Ruby’s shrieks brought everyone in earshot running. Her husband, Thomas, first; then came Otto and Betsy Lund. By the time the men had carried Marie back up to the house, allowed Ruby to get her into a dry nightgown, and laid her on the bed, she had awakened from whatever it was that had entranced her.

“Where have you taken her?” Marie cried in her delirium. “Where is my baby?”

Nobody asked why she had gone to the lakeshore. Nobody said anything at all other than, “You rest now, Marie,” and, “You’ve been through quite an ordeal,” and, “There, there, now.”

But words such as these cannot comfort a grieving mother. Marie’s eyes darted this way and that as she tried to rise from her bed again and again. “My baby,” she kept repeating. Ruby took her husband by the arm and ushered him outside.

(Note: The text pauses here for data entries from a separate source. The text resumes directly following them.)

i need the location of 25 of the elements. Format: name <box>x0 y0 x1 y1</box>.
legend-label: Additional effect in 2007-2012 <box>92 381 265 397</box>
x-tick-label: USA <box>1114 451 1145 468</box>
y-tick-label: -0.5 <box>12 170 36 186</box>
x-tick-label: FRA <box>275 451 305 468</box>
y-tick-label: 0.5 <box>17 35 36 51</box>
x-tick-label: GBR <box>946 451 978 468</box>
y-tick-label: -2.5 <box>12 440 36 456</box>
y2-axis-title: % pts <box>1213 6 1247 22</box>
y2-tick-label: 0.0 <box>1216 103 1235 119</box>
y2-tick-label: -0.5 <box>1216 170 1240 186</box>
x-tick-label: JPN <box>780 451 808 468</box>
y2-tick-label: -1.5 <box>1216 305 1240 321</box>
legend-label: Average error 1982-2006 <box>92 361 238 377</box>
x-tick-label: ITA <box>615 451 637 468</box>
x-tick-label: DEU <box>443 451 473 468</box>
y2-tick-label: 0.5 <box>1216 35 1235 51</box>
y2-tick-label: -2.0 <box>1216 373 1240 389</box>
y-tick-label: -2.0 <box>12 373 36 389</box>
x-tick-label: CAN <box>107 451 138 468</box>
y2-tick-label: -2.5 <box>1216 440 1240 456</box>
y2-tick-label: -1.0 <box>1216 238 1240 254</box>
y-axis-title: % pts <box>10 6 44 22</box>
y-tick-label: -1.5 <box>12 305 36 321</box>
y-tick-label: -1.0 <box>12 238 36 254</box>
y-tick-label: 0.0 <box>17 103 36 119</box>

“Look in the backyard, in the lake, anywhere you can,” she whispered. “That baby’s out there somewhere. Don’t let the wolves get it.” It needs a good Christian burial, she thought, but didn’t voice it aloud. Where is that doctor? He’ll have something to give Marie to quiet her cries.

Young Jess Stewart didn’t tell his parents, or anyone else, that something had called him down to the lakeshore that morning as clearly as if it had spoken his name.

He was lying under his bed, staging a battle with the wooden soldiers he had received from his uncle for his fifth birthday, when he heard a noise he had never heard before. He poked his head out from behind the blanket to listen. It sounded like singing, but there were no words. And no tune, really, not like the other songs Jess knew. This was something else. Jess thought it was the most beautiful music he had ever heard. He laid his head on the cool floor, closed his eyes, and let the music wash over him.

The sound floated into and out of his ears, creating a tapestry of thoughts inside his head. He imagined being out on the lake in a rowboat with a beautiful woman. She wasn’t his mother, but she had long hair like his mother’s, and she looked so kind and loving that he wanted nothing more than to crawl into her lap and go to sleep, the way he had when he was a baby. But he was a big boy now, beyond such babyish things. He opened his eyes, left the soldiers in the middle of their battle, and crept to the window. Maybe he could see something. He just had to know what was making this music.